Iris Pelsma vindt significant onderzoeksresultaat: voorkennis over een weg heeft invloed op de mate van subjectieve veiligheid wanneer er mist aanwezig is. Bestuurders met voorkennis passen hun rijgedrag minder aan en nemen dus -ten onrechte!- meer risico. Als de rijsnelheid niet passend is voor de mist, dan kan dit kan resulteren in een gevaarlijke verkeerssituatie. Ook onderbouwt ze dat de gehanteerde methode, de rijsimulator valide is. Daarnaast is er voor het meten van subjectieve veiligheid vooralsnog geen gestandaardiseerde methode. In het onderzoek van Iris Pelsma wordt aangetoond dat de gemiddelde snelheid een indicatie geeft van de ervaren subjectieve veiligheid.

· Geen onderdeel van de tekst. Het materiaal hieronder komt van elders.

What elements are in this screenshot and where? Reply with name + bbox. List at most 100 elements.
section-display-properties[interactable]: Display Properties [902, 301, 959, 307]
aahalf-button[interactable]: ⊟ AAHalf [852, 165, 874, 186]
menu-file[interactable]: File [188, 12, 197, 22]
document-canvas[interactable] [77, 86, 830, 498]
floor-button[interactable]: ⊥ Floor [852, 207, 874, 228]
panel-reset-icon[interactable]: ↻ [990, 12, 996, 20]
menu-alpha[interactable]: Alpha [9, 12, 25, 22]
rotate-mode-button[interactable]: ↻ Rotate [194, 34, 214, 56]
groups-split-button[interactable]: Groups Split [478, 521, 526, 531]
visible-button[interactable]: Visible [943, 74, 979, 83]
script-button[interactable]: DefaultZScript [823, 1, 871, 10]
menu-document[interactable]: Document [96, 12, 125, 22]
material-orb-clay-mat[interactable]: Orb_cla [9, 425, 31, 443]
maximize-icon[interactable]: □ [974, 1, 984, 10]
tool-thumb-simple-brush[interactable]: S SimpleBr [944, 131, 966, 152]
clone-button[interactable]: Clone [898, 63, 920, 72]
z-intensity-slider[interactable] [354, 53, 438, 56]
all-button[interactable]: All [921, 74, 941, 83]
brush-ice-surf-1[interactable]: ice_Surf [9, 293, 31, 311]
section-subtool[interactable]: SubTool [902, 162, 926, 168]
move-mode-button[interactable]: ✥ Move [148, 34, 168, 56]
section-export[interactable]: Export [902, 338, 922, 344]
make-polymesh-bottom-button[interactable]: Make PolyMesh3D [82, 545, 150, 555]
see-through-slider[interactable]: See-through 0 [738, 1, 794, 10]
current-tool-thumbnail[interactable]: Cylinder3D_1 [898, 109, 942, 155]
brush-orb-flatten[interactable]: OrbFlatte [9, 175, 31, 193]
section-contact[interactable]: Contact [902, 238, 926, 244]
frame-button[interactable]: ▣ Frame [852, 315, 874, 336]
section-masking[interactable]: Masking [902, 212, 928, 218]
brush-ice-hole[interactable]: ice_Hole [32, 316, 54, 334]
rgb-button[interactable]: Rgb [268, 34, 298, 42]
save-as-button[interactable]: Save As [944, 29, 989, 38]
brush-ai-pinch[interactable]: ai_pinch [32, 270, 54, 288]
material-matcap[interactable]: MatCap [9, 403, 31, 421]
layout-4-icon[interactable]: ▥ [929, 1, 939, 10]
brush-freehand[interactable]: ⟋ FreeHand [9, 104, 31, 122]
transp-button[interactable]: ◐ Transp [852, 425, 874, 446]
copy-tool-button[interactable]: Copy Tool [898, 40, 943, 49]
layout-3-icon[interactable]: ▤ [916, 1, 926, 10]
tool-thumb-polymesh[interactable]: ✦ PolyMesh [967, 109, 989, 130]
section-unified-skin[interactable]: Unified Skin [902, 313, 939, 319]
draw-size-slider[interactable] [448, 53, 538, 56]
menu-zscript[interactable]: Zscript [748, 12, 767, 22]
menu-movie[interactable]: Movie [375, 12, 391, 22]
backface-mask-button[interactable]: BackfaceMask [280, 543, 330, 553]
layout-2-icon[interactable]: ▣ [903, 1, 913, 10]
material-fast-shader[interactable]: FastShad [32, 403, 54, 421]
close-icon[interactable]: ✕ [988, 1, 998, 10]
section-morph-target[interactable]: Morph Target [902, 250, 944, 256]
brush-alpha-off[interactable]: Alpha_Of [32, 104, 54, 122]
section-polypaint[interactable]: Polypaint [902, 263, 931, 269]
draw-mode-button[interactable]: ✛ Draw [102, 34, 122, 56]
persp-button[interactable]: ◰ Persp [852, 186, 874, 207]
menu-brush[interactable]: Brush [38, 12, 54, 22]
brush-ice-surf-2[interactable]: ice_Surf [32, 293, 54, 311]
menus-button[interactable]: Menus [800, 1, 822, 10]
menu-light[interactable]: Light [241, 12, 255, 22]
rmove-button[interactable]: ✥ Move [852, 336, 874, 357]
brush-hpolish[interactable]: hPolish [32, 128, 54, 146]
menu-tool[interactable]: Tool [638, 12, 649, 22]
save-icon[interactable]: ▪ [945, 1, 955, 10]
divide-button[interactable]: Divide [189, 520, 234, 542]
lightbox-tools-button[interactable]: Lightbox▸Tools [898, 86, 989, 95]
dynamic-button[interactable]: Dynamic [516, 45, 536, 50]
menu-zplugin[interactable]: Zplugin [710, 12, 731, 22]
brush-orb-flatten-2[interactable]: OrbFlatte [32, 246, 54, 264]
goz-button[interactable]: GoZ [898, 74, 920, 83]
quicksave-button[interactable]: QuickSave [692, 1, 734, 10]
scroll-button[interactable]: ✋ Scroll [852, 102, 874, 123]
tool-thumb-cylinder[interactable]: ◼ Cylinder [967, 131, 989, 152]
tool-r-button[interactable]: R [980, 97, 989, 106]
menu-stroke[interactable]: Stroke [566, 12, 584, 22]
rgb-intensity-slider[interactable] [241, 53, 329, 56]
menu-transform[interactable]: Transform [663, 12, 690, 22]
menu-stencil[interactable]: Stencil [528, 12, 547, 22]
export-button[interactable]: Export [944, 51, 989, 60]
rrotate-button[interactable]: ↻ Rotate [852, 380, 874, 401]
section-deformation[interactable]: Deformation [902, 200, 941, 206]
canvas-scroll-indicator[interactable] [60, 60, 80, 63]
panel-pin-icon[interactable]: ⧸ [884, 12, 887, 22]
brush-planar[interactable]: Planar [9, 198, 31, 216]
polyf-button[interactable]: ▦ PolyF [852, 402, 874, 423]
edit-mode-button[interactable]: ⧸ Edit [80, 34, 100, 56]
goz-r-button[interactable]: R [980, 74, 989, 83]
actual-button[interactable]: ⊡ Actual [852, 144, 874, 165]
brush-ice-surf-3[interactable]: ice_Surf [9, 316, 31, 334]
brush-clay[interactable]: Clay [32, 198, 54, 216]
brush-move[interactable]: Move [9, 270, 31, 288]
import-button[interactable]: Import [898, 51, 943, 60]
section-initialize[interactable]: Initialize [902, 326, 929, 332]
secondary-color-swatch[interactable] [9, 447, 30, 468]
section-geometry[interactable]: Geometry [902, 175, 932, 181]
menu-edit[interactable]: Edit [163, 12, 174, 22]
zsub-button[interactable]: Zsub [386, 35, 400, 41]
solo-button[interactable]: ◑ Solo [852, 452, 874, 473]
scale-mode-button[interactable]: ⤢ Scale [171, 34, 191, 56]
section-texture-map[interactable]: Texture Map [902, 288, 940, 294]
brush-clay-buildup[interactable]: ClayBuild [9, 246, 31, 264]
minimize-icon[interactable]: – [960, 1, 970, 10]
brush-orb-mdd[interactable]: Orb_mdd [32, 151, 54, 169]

In vervolgonderzoek zou deze onderzoeksmethode ook kunnen worden gehanteerd In vrijwel alle ongevallen speelt menselijk gedrag een rol. Doorgronden welke beleving mensen tot hun gedrag brengt, is minstens zo relevant als doorgronden welke inrichting een weg veilig maakt. Waar psychologen redeneren vanuit stimulus- organism - respons, redeneert de verkeerskundige vanuit vorm - functie - gebruik van een weg. Die twee zijn nauw verwant. En nader onderzoek naar deze invulling psychologica (heel duurzaam veilig 3) biedt weer volop laaghangend fruit…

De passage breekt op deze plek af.